New track hubs have been created for more than 900 public RNA-Seq studies, totaling more than 16,000 tracks across 35 plant species (read more).
Looking for a plant protein? There is now a new fast protein sequence search in Ensembl Plants, using the Hidden Markov Models (using the search tool HMMER). Just click on the 'HMMER' link in the Ensembl Plants banner (or go directly from here), and add your query sequence in plain text or FASTA format.
Release 31 adds new variation data from Jeffares et al (2015). This covers the 57 strains that were identified to account 99.6% of all SNP in the Schizosaccharomyces pombe genome. It identifies more than 170,000 SNPs and over 14,000 insertion and deletion events.
A training course on the Bioinformatics of Plants and Plant Pathogens will be held at EBI from 23rd-25th June, 2016. Please click here for more details and to register.
We're surveying our users to find out more about what you use Ensembl Genomes for, what we do well and what we could do better. The survey should take up only a few minutes of your time, and your answers will be very useful to us: please follow the link to participate https://www.surveymonkey.com/s/HV5T5HZ and feel free to share the link with other users of our service. Thank you!
From release 27 onwards, the Ensembl Genomes BLAST service uses NCBI Blast+ in place of WUBLAST. Please contact us if you have any questions about this change.
The "virtual" mart names used to identify our live BioMarts will change in release 31 to no longer include the version e.g. protists_mart instead of protists_mart_31. This is to make re-use of URLs etc. easier.
As the amount of data in each release of Ensembl Genomes increases, it has become necessary to restrict the number of past releases available on our public MySQL server (mysql-eg-publicsql.ebi.ac.uk).
Shortly before the release 27 of Ensembl Genomes in June 2015, all databases from all releases prior to release 18 will be removed. With each subsequent release, data from the oldest release will be removed at release time, leaving data from the most recent 10 releases only. The removal of each release will be announced with the intentions for the new release approximately 2 months in advance.
Please note that the data available from our FTP site will be unaffected by this change in policy, with data from all releases of Ensembl Genomes remaining available in all supported formats, including full MySQL dumps.

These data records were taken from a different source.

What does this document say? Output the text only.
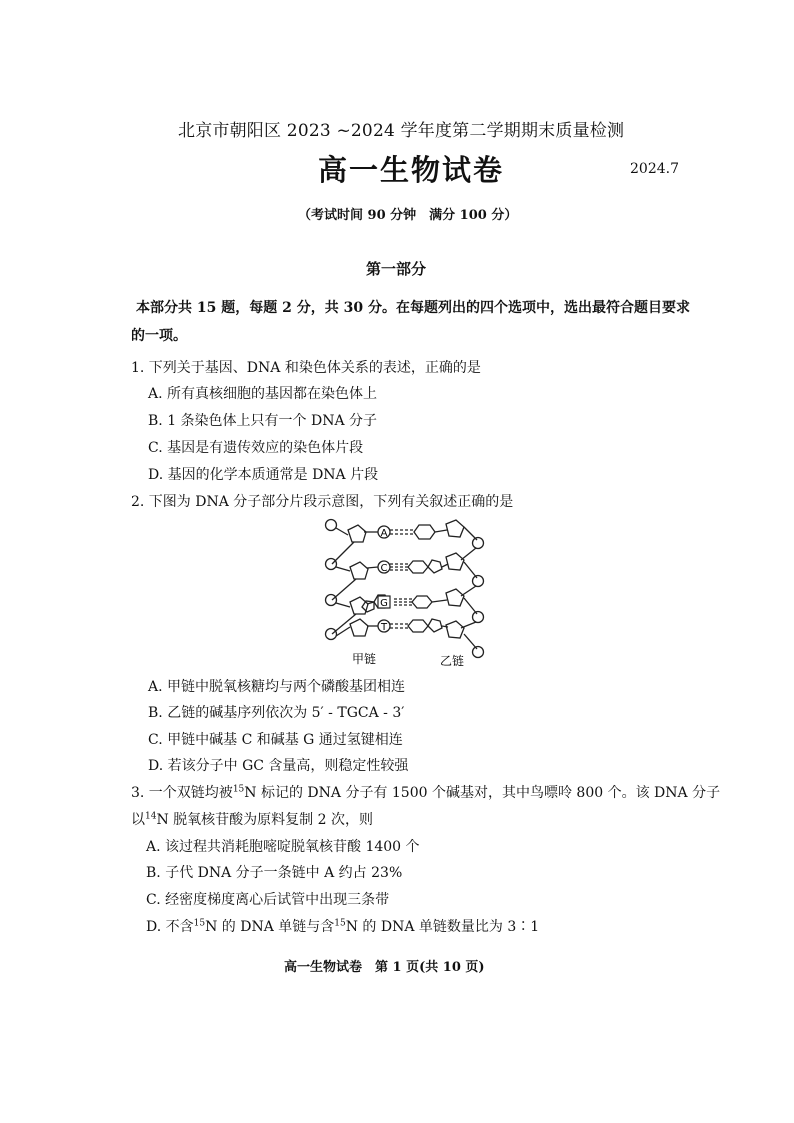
北京市朝阳区 2023 ~2024 学年度第二学期期末质量检测
高一生物试卷	2024.7
（考试时间 90 分钟　满分 100 分）
第一部分
本部分共 15 题，每题 2 分，共 30 分。在每题列出的四个选项中，选出最符合题目要求
的一项。
1. 下列关于基因、DNA 和染色体关系的表述，正确的是
A. 所有真核细胞的基因都在染色体上
B. 1 条染色体上只有一个 DNA 分子
C. 基因是有遗传效应的染色体片段
D. 基因的化学本质通常是 DNA 片段
2. 下图为 DNA 分子部分片段示意图，下列有关叙述正确的是
A
C
G
T
甲链	乙链
A. 甲链中脱氧核糖均与两个磷酸基团相连
B. 乙链的碱基序列依次为 5′ - TGCA - 3′
C. 甲链中碱基 C 和碱基 G 通过氢键相连
D. 若该分子中 GC 含量高，则稳定性较强
3. 一个双链均被$^{15}$N 标记的 DNA 分子有 1500 个碱基对，其中鸟嘌呤 800 个。该 DNA 分子
以$^{14}$N 脱氧核苷酸为原料复制 2 次，则
A. 该过程共消耗胞嘧啶脱氧核苷酸 1400 个
B. 子代 DNA 分子一条链中 A 约占 23%
C. 经密度梯度离心后试管中出现三条带
D. 不含$^{15}$N 的 DNA 单链与含$^{15}$N 的 DNA 单链数量比为 3∶1
高一生物试卷　第 1 页(共 10 页)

Ensembl Bacteria has been updated to include the latest versions of 39,584 genomes (39,183 bacteria and 401 archaea) from the INSDC archives.
There are legs and tentacles everywhere in this release of Ensembl Metazoa, as ten new species scuttle, swim and slither into our databases. From the tiny Antarctic midge to the charismatic California two-spot octopus, the new species represent the taxonomic diversity of metazoa. There are dog and rat parasites (the itch mite and a nematode), and species that are significant problems for agriculture (Australian sheep blowfly) and aquaculture (the salmon louse and a myxosporean). The common bumblebee is cute and fuzzy (and an important pollinator), a brachiopod represents a new phylum in Ensembl Metazoa, and the African social velvet spider is a fascinating model of sociality, as well as being the first spider genome.

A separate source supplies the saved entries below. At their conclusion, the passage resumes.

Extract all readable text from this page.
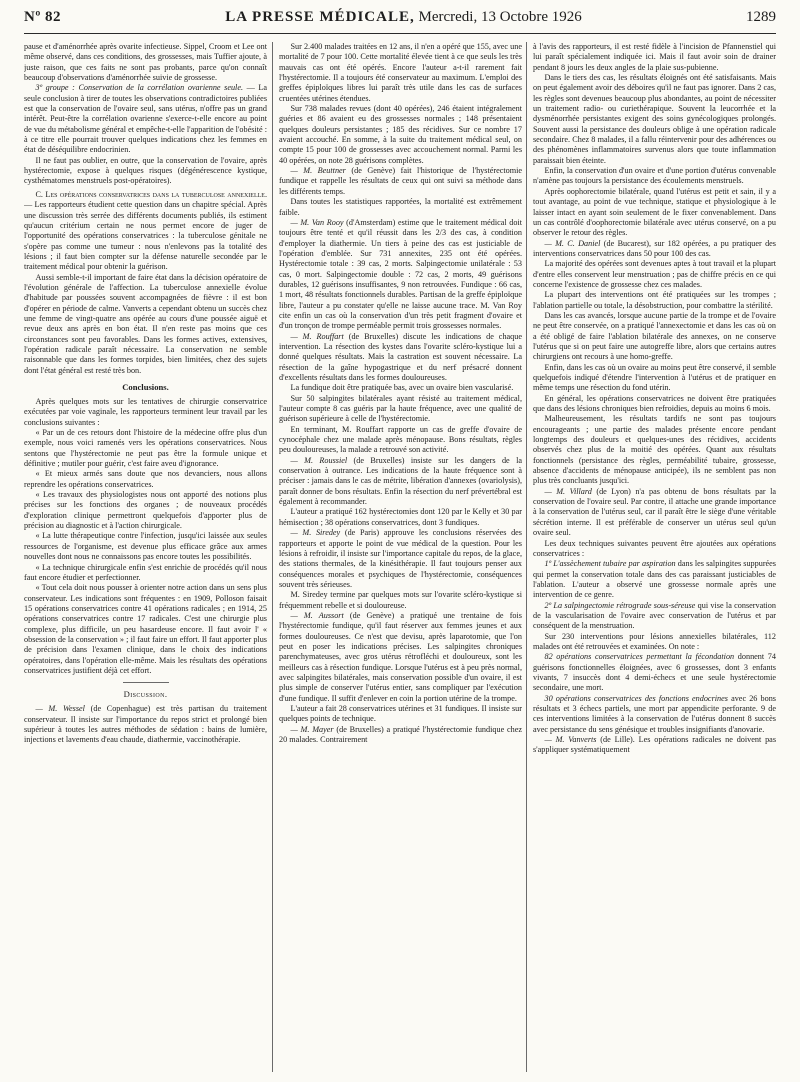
Nº 82	LA PRESSE MÉDICALE, Mercredi, 13 Octobre 1926	1289

pause et d'aménorrhée après ovarite infectieuse. Sippel, Croom et Lee ont même observé, dans ces conditions, des grossesses, mais Tuffier ajoute, à juste raison, que ces faits ne sont pas probants, parce qu'on connaît beaucoup d'observations d'aménorrhée suivie de grossesse.

3º groupe : Conservation de la corrélation ovarienne seule. — La seule conclusion à tirer de toutes les observations contradictoires publiées est que la conservation de l'ovaire seul, sans utérus, n'offre pas un grand intérêt. Peut-être la corrélation ovarienne s'exerce-t-elle encore au point de vue du métabolisme général et empêche-t-elle l'apparition de l'obésité : à ce titre elle pourrait trouver quelques indications chez les femmes en état de déséquilibre endocrinien.

Il ne faut pas oublier, en outre, que la conservation de l'ovaire, après hystérectomie, expose à quelques risques (dégénérescence kystique, cysthématomes menstruels post-opératoires).

C. Les opérations conservatrices dans la tuberculose annexielle. — Les rapporteurs étudient cette question dans un chapitre spécial. Après une discussion très serrée des différents documents publiés, ils estiment qu'aucun critérium certain ne nous permet encore de juger de l'opportunité des opérations conservatrices : la tuberculose génitale ne s'opère pas comme une tumeur : nous n'enlevons pas la totalité des lésions ; il faut bien compter sur la défense naturelle secondée par le traitement médical pour obtenir la guérison.

Aussi semble-t-il important de faire état dans la décision opératoire de l'évolution générale de l'affection. La tuberculose annexielle évolue d'habitude par poussées souvent accompagnées de fièvre : il est bon d'opérer en période de calme. Vanverts a cependant obtenu un succès chez une femme de vingt-quatre ans opérée au cours d'une poussée aiguë et revue deux ans après en bon état. Il n'en reste pas moins que ces circonstances sont peu favorables. Dans les formes actives, extensives, l'opération radicale paraît nécessaire. La conservation ne semble raisonnable que dans les formes torpides, bien limitées, chez des sujets dont l'état général est resté très bon.

Conclusions.

Après quelques mots sur les tentatives de chirurgie conservatrice exécutées par voie vaginale, les rapporteurs terminent leur travail par les conclusions suivantes :

« Par un de ces retours dont l'histoire de la médecine offre plus d'un exemple, nous voici ramenés vers les opérations conservatrices. Nous sentons que l'hystérectomie ne peut pas être la formule unique et définitive ; mutiler pour guérir, c'est faire aveu d'ignorance.

« Et mieux armés sans doute que nos devanciers, nous allons reprendre les opérations conservatrices.

« Les travaux des physiologistes nous ont apporté des notions plus précises sur les fonctions des organes ; de nouveaux procédés d'exploration clinique permettront quelquefois d'apporter plus de précision au diagnostic et à l'action chirurgicale.

« La lutte thérapeutique contre l'infection, jusqu'ici laissée aux seules ressources de l'organisme, est devenue plus efficace grâce aux armes nouvelles dont nous ne connaissons pas encore toutes les possibilités.

« La technique chirurgicale enfin s'est enrichie de procédés qu'il nous faut encore étudier et perfectionner.

« Tout cela doit nous pousser à orienter notre action dans un sens plus conservateur. Les indications sont fréquentes : en 1909, Polloson faisait 15 opérations conservatrices contre 41 opérations radicales ; en 1914, 25 opérations conservatrices contre 17 radicales. C'est une chirurgie plus complexe, plus difficile, un peu hasardeuse encore. Il faut avoir l' « obsession de la conservation » ; il faut faire un effort. Il faut apporter plus de précision dans l'examen clinique, dans le choix des indications opératoires, dans l'opération elle-même. Mais les résultats des opérations conservatrices justifient déjà cet effort.

Discussion.

— M. Wessel (de Copenhague) est très partisan du traitement conservateur. Il insiste sur l'importance du repos strict et prolongé bien supérieur à toutes les autres méthodes de sédation : bains de lumière, injections et lavements d'eau chaude, diathermie, vaccinothérapie.

Sur 2.400 malades traitées en 12 ans, il n'en a opéré que 155, avec une mortalité de 7 pour 100. Cette mortalité élevée tient à ce que seuls les très mauvais cas ont été opérés. Encore l'auteur a-t-il rarement fait l'hystérectomie. Il a toujours été conservateur au maximum. L'emploi des greffes épiploïques libres lui paraît très utile dans les cas de surfaces cruentées utérines étendues.

Sur 738 malades revues (dont 40 opérées), 246 étaient intégralement guéries et 86 avaient eu des grossesses normales ; 148 présentaient quelques douleurs persistantes ; 185 des récidives. Sur ce nombre 17 avaient accouché. En somme, à la suite du traitement médical seul, on compte 15 pour 100 de grossesses avec accouchement normal. Parmi les 40 opérées, on note 28 guérisons complètes.

— M. Beuttner (de Genève) fait l'historique de l'hystérectomie fundique et rappelle les résultats de ceux qui ont suivi sa méthode dans les différents temps.

Dans toutes les statistiques rapportées, la mortalité est extrêmement faible.

— M. Van Rooy (d'Amsterdam) estime que le traitement médical doit toujours être tenté et qu'il réussit dans les 2/3 des cas, à condition d'employer la diathermie. Un tiers à peine des cas est justiciable de l'opération d'emblée. Sur 731 annexites, 235 ont été opérées. Hystérectomie totale : 39 cas, 2 morts. Salpingectomie unilatérale : 53 cas, 0 mort. Salpingectomie double : 72 cas, 2 morts, 49 guérisons durables, 12 guérisons insuffisantes, 9 non retrouvées. Fundique : 66 cas, 1 mort, 48 résultats fonctionnels durables. Partisan de la greffe épiploïque libre, l'auteur a pu constater qu'elle ne laisse aucune trace. M. Van Roy cite enfin un cas où la conservation d'un très petit fragment d'ovaire et d'un tronçon de trompe perméable permit trois grossesses normales.

— M. Rouffart (de Bruxelles) discute les indications de chaque intervention. La résection des kystes dans l'ovarite scléro-kystique lui a donné quelques résultats. Mais la castration est souvent nécessaire. La résection de la gaîne hypogastrique et du nerf présacré donnent d'excellents résultats dans les formes douloureuses.

La fundique doit être pratiquée bas, avec un ovaire bien vascularisé.

Sur 50 salpingites bilatérales ayant résisté au traitement médical, l'auteur compte 8 cas guéris par la haute fréquence, avec une qualité de guérison supérieure à celle de l'hystérectomie.

En terminant, M. Rouffart rapporte un cas de greffe d'ovaire de cynocéphale chez une malade après ménopause. Bons résultats, règles peu douloureuses, la malade a retrouvé son activité.

— M. Roussiel (de Bruxelles) insiste sur les dangers de la conservation à outrance. Les indications de la haute fréquence sont à préciser : jamais dans le cas de métrite, libération d'annexes (ovariolysis), paraît donner de bons résultats. Enfin la résection du nerf prévertébral est également à recommander.

L'auteur a pratiqué 162 hystérectomies dont 120 par le Kelly et 30 par hémisection ; 38 opérations conservatrices, dont 3 fundiques.

— M. Siredey (de Paris) approuve les conclusions réservées des rapporteurs et apporte le point de vue médical de la question. Pour les lésions à refroidir, il insiste sur l'importance capitale du repos, de la glace, des stations thermales, de la kinésithérapie. Il faut toujours penser aux conséquences morales et psychiques de l'hystérectomie, conséquences souvent très sérieuses.

M. Siredey termine par quelques mots sur l'ovarite scléro-kystique si fréquemment rebelle et si douloureuse.

— M. Aussort (de Genève) a pratiqué une trentaine de fois l'hystérectomie fundique, qu'il faut réserver aux femmes jeunes et aux formes douloureuses. Ce n'est que devisu, après laparotomie, que l'on peut en poser les indications précises. Les salpingites chroniques parenchymateuses, avec gros utérus rétrofléchi et douloureux, sont les meilleurs cas à résection fundique. Lorsque l'utérus est à peu près normal, avec salpingites bilatérales, mais conservation possible d'un ovaire, il est plus simple de conserver l'utérus entier, sans compliquer par l'exécution d'une fundique. Il suffit d'enlever en coin la portion utérine de la trompe.

L'auteur a fait 28 conservatrices utérines et 31 fundiques. Il insiste sur quelques points de technique.

— M. Mayer (de Bruxelles) a pratiqué l'hystérectomie fundique chez 20 malades. Contrairement

à l'avis des rapporteurs, il est resté fidèle à l'incision de Pfannenstiel qui lui paraît spécialement indiquée ici. Mais il faut avoir soin de drainer pendant 8 jours les deux angles de la plaie sus-pubienne.

Dans le tiers des cas, les résultats éloignés ont été satisfaisants. Mais on peut également avoir des déboires qu'il ne faut pas ignorer. Dans 2 cas, les règles sont devenues beaucoup plus abondantes, au point de nécessiter un traitement radio- ou curiethérapique. Souvent la leucorrhée et la dysménorrhée persistantes exigent des soins gynécologiques prolongés. Souvent aussi la persistance des douleurs oblige à une opération radicale secondaire. Chez 8 malades, il a fallu réintervenir pour des adhérences ou des phénomènes inflammatoires survenus alors que toute inflammation paraissait bien éteinte.

Enfin, la conservation d'un ovaire et d'une portion d'utérus convenable n'amène pas toujours la persistance des écoulements menstruels.

Après oophorectomie bilatérale, quand l'utérus est petit et sain, il y a tout avantage, au point de vue technique, statique et physiologique à le laisser intact en ayant soin seulement de le fixer convenablement. Dans un cas contrôlé d'oophorectomie bilatérale avec utérus conservé, on a pu observer le retour des règles.

— M. C. Daniel (de Bucarest), sur 182 opérées, a pu pratiquer des interventions conservatrices dans 50 pour 100 des cas.

La majorité des opérées sont devenues aptes à tout travail et la plupart d'entre elles conservent leur menstruation ; pas de chiffre précis en ce qui concerne l'existence de grossesse chez ces malades.

La plupart des interventions ont été pratiquées sur les trompes ; l'ablation partielle ou totale, la désobstruction, pour combattre la stérilité.

Dans les cas avancés, lorsque aucune partie de la trompe et de l'ovaire ne peut être conservée, on a pratiqué l'annexectomie et dans les cas où on a été obligé de faire l'ablation bilatérale des annexes, on ne conserve l'utérus que si on peut faire une autogreffe libre, alors que certains autres chirurgiens ont recours à une homo-greffe.

Enfin, dans les cas où un ovaire au moins peut être conservé, il semble quelquefois indiqué d'étendre l'intervention à l'utérus et de pratiquer en même temps une résection du fond utérin.

En général, les opérations conservatrices ne doivent être pratiquées que dans des lésions chroniques bien refroidies, depuis au moins 6 mois.

Malheureusement, les résultats tardifs ne sont pas toujours encourageants ; une partie des malades présente encore pendant longtemps des douleurs et quelques-unes des récidives, accidents observés chez plus de la moitié des opérées. Quant aux résultats fonctionnels (persistance des règles, perméabilité tubaire, grossesse, absence d'accidents de ménopause anticipée), ils ne semblent pas non plus très concluants jusqu'ici.

— M. Villard (de Lyon) n'a pas obtenu de bons résultats par la conservation de l'ovaire seul. Par contre, il attache une grande importance à la conservation de l'utérus seul, car il paraît être le siège d'une véritable sécrétion interne. Il est préférable de conserver un utérus seul qu'un ovaire seul.

Les deux techniques suivantes peuvent être ajoutées aux opérations conservatrices :

1º L'assèchement tubaire par aspiration dans les salpingites suppurées qui permet la conservation totale dans des cas paraissant justiciables de l'ablation. L'auteur a observé une grossesse normale après une intervention de ce genre.

2º La salpingectomie rétrograde sous-séreuse qui vise la conservation de la vascularisation de l'ovaire avec conservation de l'utérus et par conséquent de la menstruation.

Sur 230 interventions pour lésions annexielles bilatérales, 112 malades ont été retrouvées et examinées. On note :

82 opérations conservatrices permettant la fécondation donnent 74 guérisons fonctionnelles éloignées, avec 6 grossesses, dont 3 enfants vivants, 7 insuccès dont 4 demi-échecs et une seule hystérectomie secondaire, une mort.

30 opérations conservatrices des fonctions endocrines avec 26 bons résultats et 3 échecs partiels, une mort par appendicite perforante. 9 de ces interventions limitées à la conservation de l'utérus donnent 8 succès avec persistance du sens génésique et troubles insignifiants d'anovarie.

— M. Vanverts (de Lille). Les opérations radicales ne doivent pas s'appliquer systématiquement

As if all that wasn't enough, we have updated the gene sets for two ants (the leafcutter ant and the red fire ant) and the two-spotted spider mite. The latest gene set updates from VectorBase and WormBase have also been incorporated into this release.
This release of Ensembl Plants includes approximately 350,000 new rice variations across 3,000 rice accessions from 89 different countries as well as track hubs for more than 900 public RNA-Seq studies, totaling more than 16,000 tracks across 35 different plant species (read more). More new exciting features are listed here.
Ensembl Protists is now updated to 158 genomes from 104 species containing 1,705,794 protein coding genes. With the addition of Opisthokonts, Monosiga brevicollis genome in pan taxonomic compara (example), we have comparative analysis with protists representatives from all the major Eukaryotic clades.